We got there around 8 and there was no line.  As we pulled up, I'm pretty sure the agent in the booth was already prepared to send us in for a search.  He barely paid attention to the questions he was asking, let alone our answers.  He handed us a search warrant before he even saw Titan sitting in the front of the van.  "Oh, wait, you have dogs?" he asked.  "Yes, two."  He explained where the dogs kennels were and sent us on our way.  Now we were just feeling annoyed.  We obviously aren't on any sort of time schedule, so it's not like we are being held up from anything, but we really didn't think we would be hassled trying to get back into the US.  We locked the dogs into a concrete kennel, apologized and told them we would be back soon.  Apparently we arrived during a shift change, so we and the other few groups in line, sat there unmoving for a good ten minutes while people shuffled around in the back of the office.  Finally, one agent came on duty and started processing things.  I could tell that he took great pleasure in the THWACK that his stamp made when he finished someone's paperwork.  We were called up and given customs forms to fill out.  Then we were asked all sorts of questions, including what food we had in the van.  I started listing things.  Mushrooms, rice, quinoa, broccoli, onions, kale, bananas, apples, an orange... "An orange?"  "Half an orange..." "That might not be coming back with you."  "Not my orange!"  This guy at least seemed to have a sense of humor.  We couldn't tell if we should be really serious, or if it was ok to be lighthearted.  He went to tell another agent to search our van and we heard him say, "there's an orange in there."  I had no idea my orange would cause so many problems!  Chelsea hates oranges but I insisted on getting one and had eaten half of it before we started driving.  A few minutes later, the agent came back.  "Wow! Your van is very.... organized!"  Haha!  I'm pretty sure this guy wasn't even the one who was supposed to search our van but he was just curious to see it.  Then he told us it sort of smelled!  "It smells!?" We both asked, incredulously.  We hadn't noticed.  "I mean, just like a travel vehicle," he said, "you know.  I've smelled much worse!"  I just laughed and told him I guessed I would take that as a compliment.  He let us on our way.  Sans orange.

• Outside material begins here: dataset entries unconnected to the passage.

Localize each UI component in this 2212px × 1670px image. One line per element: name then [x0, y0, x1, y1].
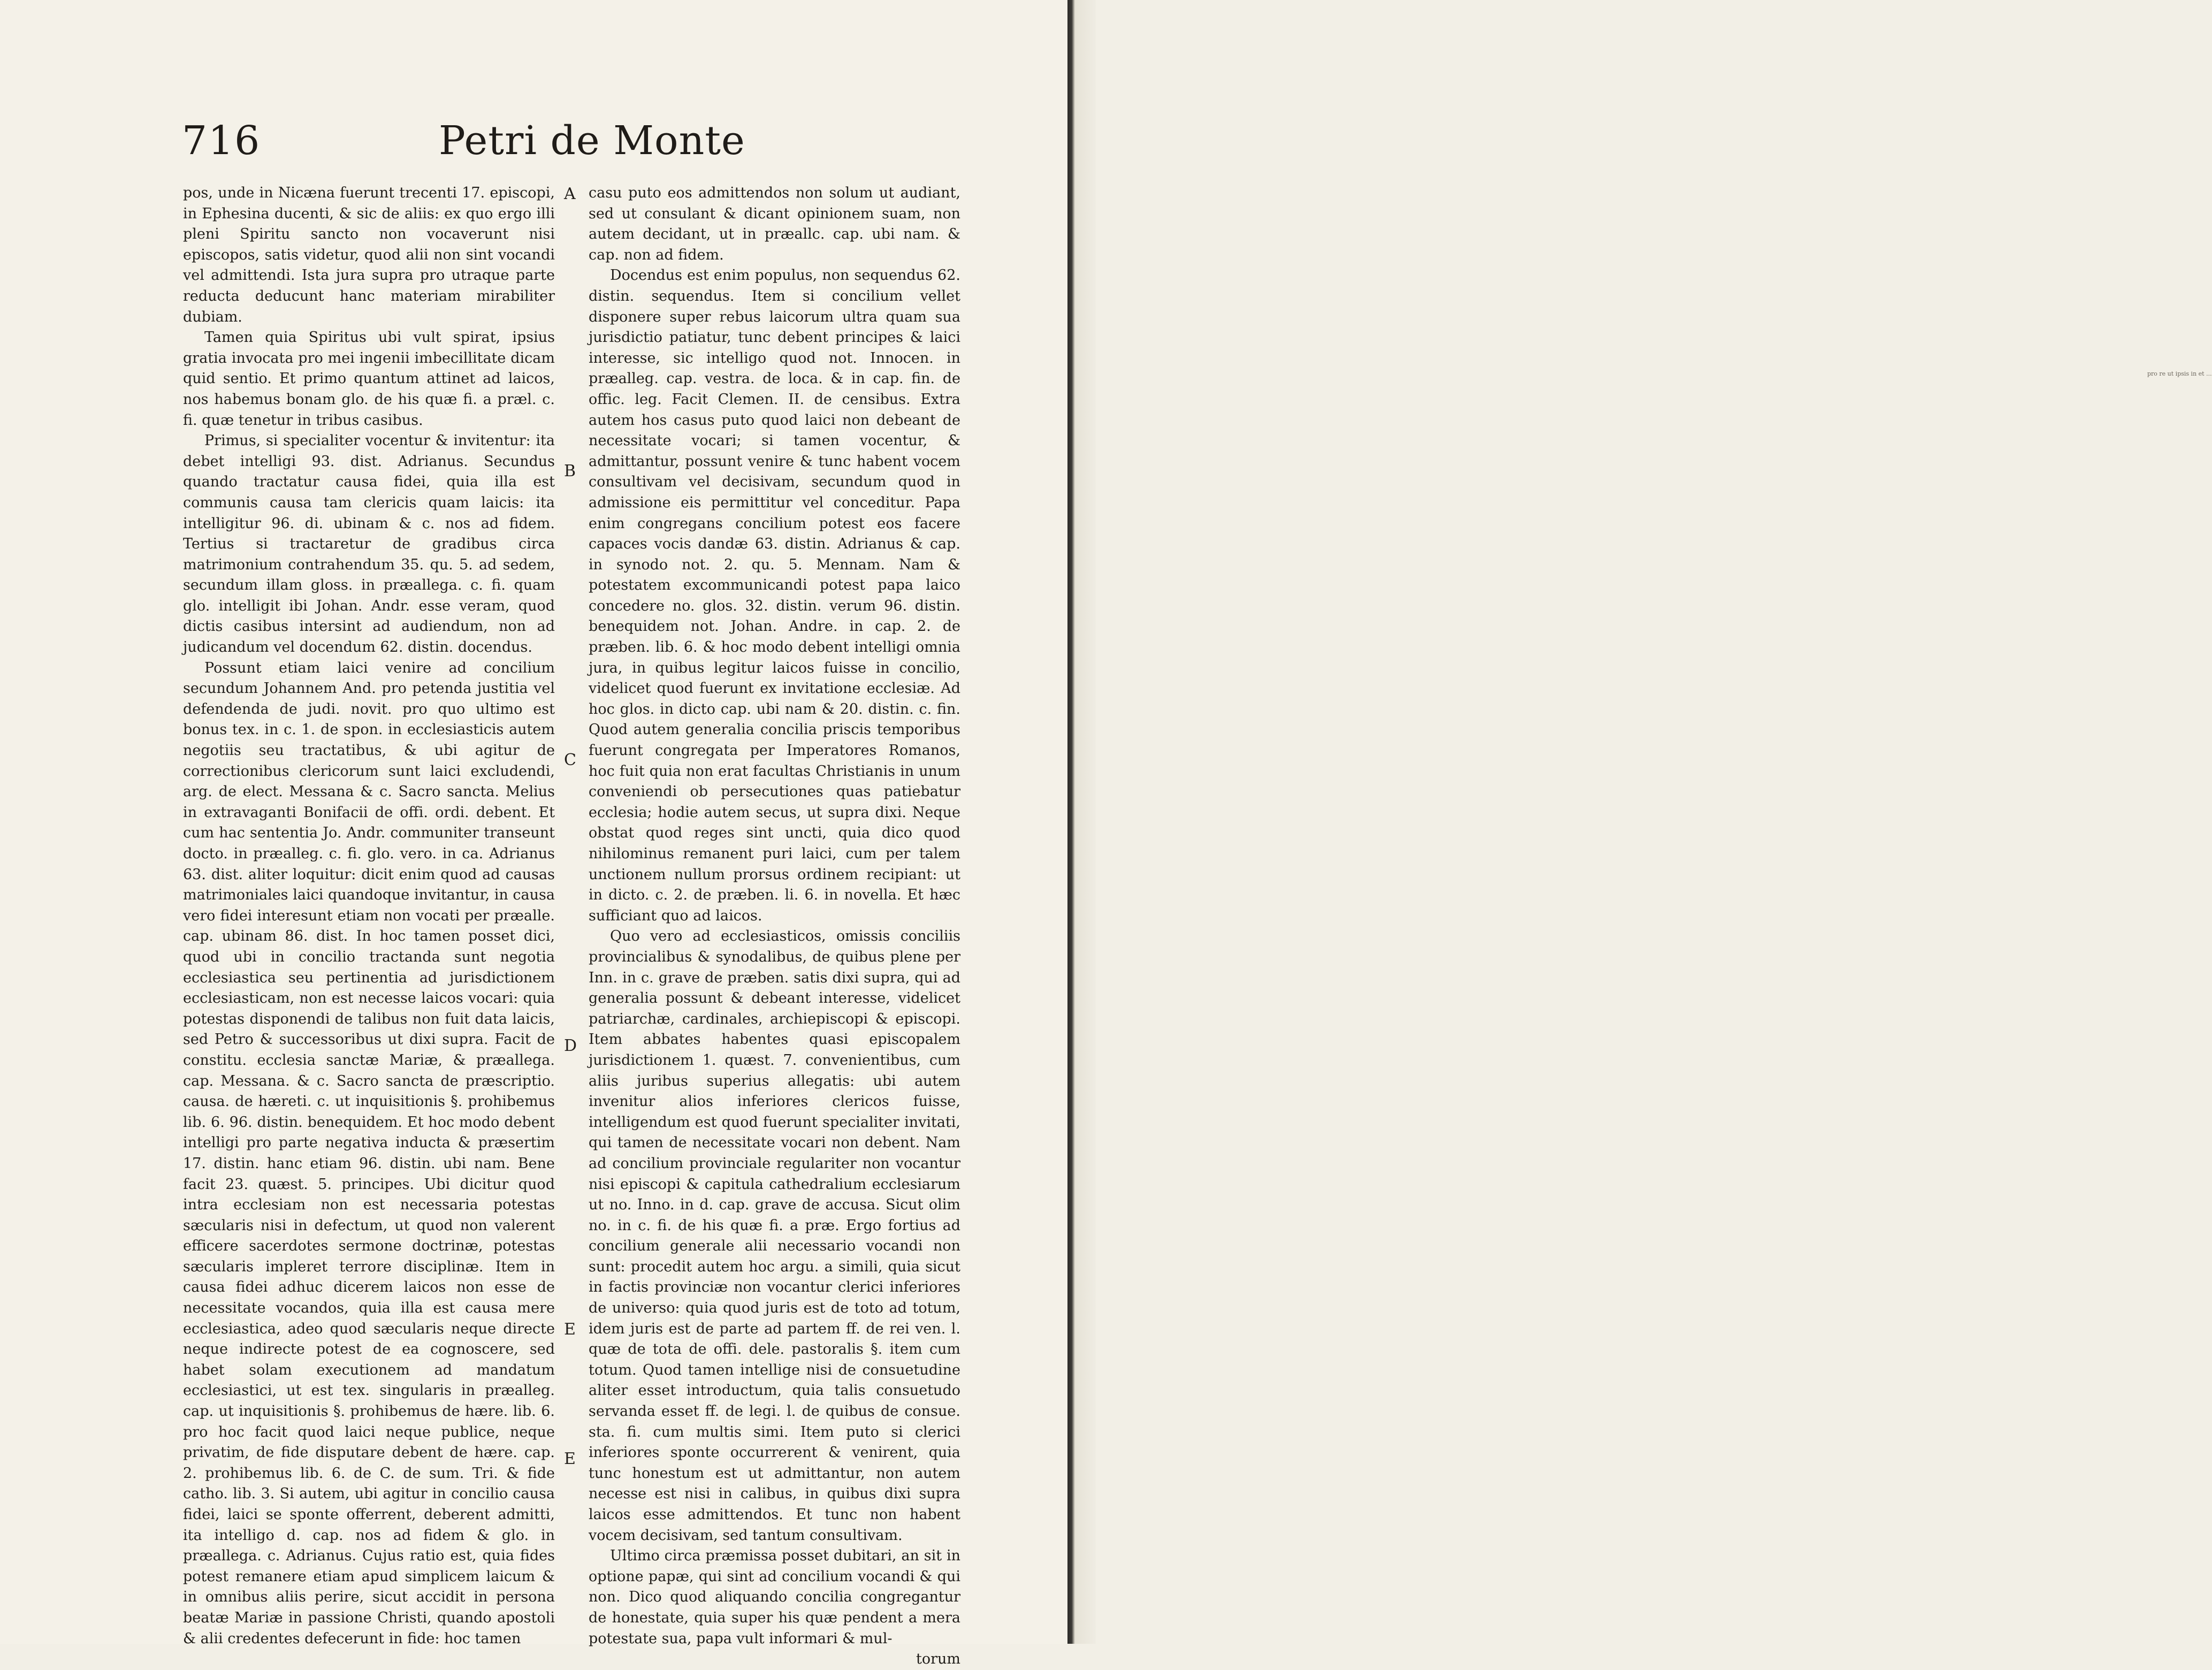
book-page: [0, 0, 1067, 1668]
section-marker-e-2: E: [564, 1450, 576, 1468]
margin-note: pro re ut ipsis in et ...: [2147, 370, 2212, 377]
section-marker-e: E: [564, 1320, 576, 1339]
section-marker-c: C: [564, 751, 576, 769]
section-marker-d: D: [564, 1036, 577, 1055]
page-number: 716: [182, 118, 261, 164]
left-paragraph-1: pos, unde in Nicæna fuerunt trecenti 17. episcopi, in Ephesina ducenti, & sic de aliis: ex quo ergo illi pleni Spiritu sancto non vocaverunt nisi episcopos, satis videtur, quod alii non sint vocandi vel admittendi. Ista jura supra pro utraque parte reducta deducunt hanc materiam mirabiliter dubiam.: [183, 185, 555, 325]
right-paragraph-4: Ultimo circa præmissa posset dubitari, an sit in optione papæ, qui sint ad concilium vocandi & qui non. Dico quod aliquando concilia congregantur de honestate, quia super his quæ pendent a mera potestate sua, papa vult informari & mul-: [589, 1547, 960, 1647]
right-paragraph-3: Quo vero ad ecclesiasticos, omissis conciliis provincialibus & synodalibus, de quibus plene per Inn. in c. grave de præben. satis dixi supra, qui ad generalia possunt & debeant interesse, videlicet patriarchæ, cardinales, archiepiscopi & episcopi. Item abbates habentes quasi episcopalem jurisdictionem 1. quæst. 7. convenientibus, cum aliis juribus superius allegatis: ubi autem invenitur alios inferiores clericos fuisse, intelligendum est quod fuerunt specialiter invitati, qui tamen de necessitate vocari non debent. Nam ad concilium provinciale regulariter non vocantur nisi episcopi & capitula cathedralium ecclesiarum ut no. Inno. in d. cap. grave de accusa. Sicut olim no. in c. fi. de his quæ fi. a præ. Ergo fortius ad concilium generale alii necessario vocandi non sunt: procedit autem hoc argu. a simili, quia sicut in factis provinciæ non vocantur clerici inferiores de universo: quia quod juris est de toto ad totum, idem juris est de parte ad partem ff. de rei ven. l. quæ de tota de offi. dele. pastoralis §. item cum totum. Quod tamen intellige nisi de consuetudine aliter esset introductum, quia talis consuetudo servanda esset ff. de legi. l. de quibus de consue. sta. fi. cum multis simi. Item puto si clerici inferiores sponte occurrerent & venirent, quia tunc honestum est ut admittantur, non autem necesse est nisi in calibus, in quibus dixi supra laicos esse admittendos. Et tunc non habent vocem decisivam, sed tantum consultivam.: [589, 928, 960, 1544]
left-paragraph-2: Tamen quia Spiritus ubi vult spirat, ipsius gratia invocata pro mei ingenii imbecillitate dicam quid sentio. Et primo quantum attinet ad laicos, nos habemus bonam glo. de his quæ fi. a præl. c. fi. quæ tenetur in tribus casibus.: [183, 329, 555, 429]
right-paragraph-1: casu puto eos admittendos non solum ut audiant, sed ut consulant & dicant opinionem suam, non autem decidant, ut in præallc. cap. ubi nam. & cap. non ad fidem.: [589, 185, 960, 263]
right-column: [589, 183, 960, 1670]
left-column: [183, 183, 555, 1649]
section-marker-b: B: [564, 462, 576, 481]
page-header: [182, 117, 942, 170]
facing-page-edge: [1067, 0, 2212, 1644]
right-paragraph-2: Docendus est enim populus, non sequendus 62. distin. sequendus. Item si concilium vellet disponere super rebus laicorum ultra quam sua jurisdictio patiatur, tunc debent principes & laici interesse, sic intelligo quod not. Innocen. in præalleg. cap. vestra. de loca. & in cap. fin. de offic. leg. Facit Clemen. II. de censibus. Extra autem hos casus puto quod laici non debeant de necessitate vocari; si tamen vocentur, & admittantur, possunt venire & tunc habent vocem consultivam vel decisivam, secundum quod in admissione eis permittitur vel conceditur. Papa enim congregans concilium potest eos facere capaces vocis dandæ 63. distin. Adrianus & cap. in synodo not. 2. qu. 5. Mennam. Nam & potestatem excommunicandi potest papa laico concedere no. glos. 32. distin. verum 96. distin. benequidem not. Johan. Andre. in cap. 2. de præben. lib. 6. & hoc modo debent intelligi omnia jura, in quibus legitur laicos fuisse in concilio, videlicet quod fuerunt ex invitatione ecclesiæ. Ad hoc glos. in dicto cap. ubi nam & 20. distin. c. fin. Quod autem generalia concilia priscis temporibus fuerunt congregata per Imperatores Romanos, hoc fuit quia non erat facultas Christianis in unum conveniendi ob persecutiones quas patiebatur ecclesia; hodie autem secus, ut supra dixi. Neque obstat quod reges sint uncti, quia dico quod nihilominus remanent puri laici, cum per talem unctionem nullum prorsus ordinem recipiant: ut in dicto. c. 2. de præben. li. 6. in novella. Et hæc sufficiant quo ad laicos.: [589, 267, 960, 924]
left-paragraph-4: Possunt etiam laici venire ad concilium secundum Johannem And. pro petenda justitia vel defendenda de judi. novit. pro quo ultimo est bonus tex. in c. 1. de spon. in ecclesiasticis autem negotiis seu tractatibus, & ubi agitur de correctionibus clericorum sunt laici excludendi, arg. de elect. Messana & c. Sacro sancta. Melius in extravaganti Bonifacii de offi. ordi. debent. Et cum hac sententia Jo. Andr. communiter transeunt docto. in præalleg. c. fi. glo. vero. in ca. Adrianus 63. dist. aliter loquitur: dicit enim quod ad causas matrimoniales laici quandoque invitantur, in causa vero fidei interesunt etiam non vocati per præalle. cap. ubinam 86. dist. In hoc tamen posset dici, quod ubi in concilio tractanda sunt negotia ecclesiastica seu pertinentia ad jurisdictionem ecclesiasticam, non est necesse laicos vocari: quia potestas disponendi de talibus non fuit data laicis, sed Petro & successoribus ut dixi supra. Facit de constitu. ecclesia sanctæ Mariæ, & præallega. cap. Messana. & c. Sacro sancta de præscriptio. causa. de hæreti. c. ut inquisitionis §. prohibemus lib. 6. 96. distin. benequidem. Et hoc modo debent intelligi pro parte negativa inducta & præsertim 17. distin. hanc etiam 96. distin. ubi nam. Bene facit 23. quæst. 5. principes. Ubi dicitur quod intra ecclesiam non est necessaria potestas sæcularis nisi in defectum, ut quod non valerent efficere sacerdotes sermone doctrinæ, potestas sæcularis impleret terrore disciplinæ. Item in causa fidei adhuc dicerem laicos non esse de necessitate vocandos, quia illa est causa mere ecclesiastica, adeo quod sæcularis neque directe neque indirecte potest de ea cognoscere, sed habet solam executionem ad mandatum ecclesiastici, ut est tex. singularis in præalleg. cap. ut inquisitionis §. prohibemus de hære. lib. 6. pro hoc facit quod laici neque publice, neque privatim, de fide disputare debent de hære. cap. 2. prohibemus lib. 6. de C. de sum. Tri. & fide catho. lib. 3. Si autem, ubi agitur in concilio causa fidei, laici se sponte offerrent, deberent admitti, ita intelligo d. cap. nos ad fidem & glo. in præallega. c. Adrianus. Cujus ratio est, quia fides potest remanere etiam apud simplicem laicum & in omnibus aliis perire, sicut accidit in persona beatæ Mariæ in passione Christi, quando apostoli & alii credentes defecerunt in fide: hoc tamen: [183, 659, 555, 1647]
left-paragraph-3: Primus, si specialiter vocentur & invitentur: ita debet intelligi 93. dist. Adrianus. Secundus quando tractatur causa fidei, quia illa est communis causa tam clericis quam laicis: ita intelligitur 96. di. ubinam & c. nos ad fidem. Tertius si tractaretur de gradibus circa matrimonium contrahendum 35. qu. 5. ad sedem, secundum illam gloss. in præallega. c. fi. quam glo. intelligit ibi Johan. Andr. esse veram, quod dictis casibus intersint ad audiendum, non ad judicandum vel docendum 62. distin. docendus.: [183, 432, 555, 656]
catchword: torum: [916, 1651, 960, 1668]
section-marker-a: A: [564, 185, 576, 203]
running-title: Petri de Monte: [439, 118, 745, 164]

After that, we decided we were glad we would't have to cross the border again until July.  Unfortunately, we have four more crossings in our foreseeable future.  One into Canada, then into Alaska, then back into Canada, then back into the lower 48.  At this point, we are resigning ourselves to the fact that we will probably get searched more often than not.  It kind of just goes with the territory.  In the grand scheme of things, it's just a minor inconvenience and not really a big deal or something to get upset about. The agents are trying to do their jobs well and apparently we fit the sketchy bill. Being profiled for a lifestyle that I've chosen to live is nothing compared to the profiling other people are subjected to on a daily basis for things they can't change. I just wish I could see the border patrols faces when they step into the van and see that it looks like an 8 year old girl lives in it.  I think opening the door and seeing colored foam floors, chalkboards, big bubbles on the wall and penguin curtains is probably a lot more shocking than finding an eighth would be.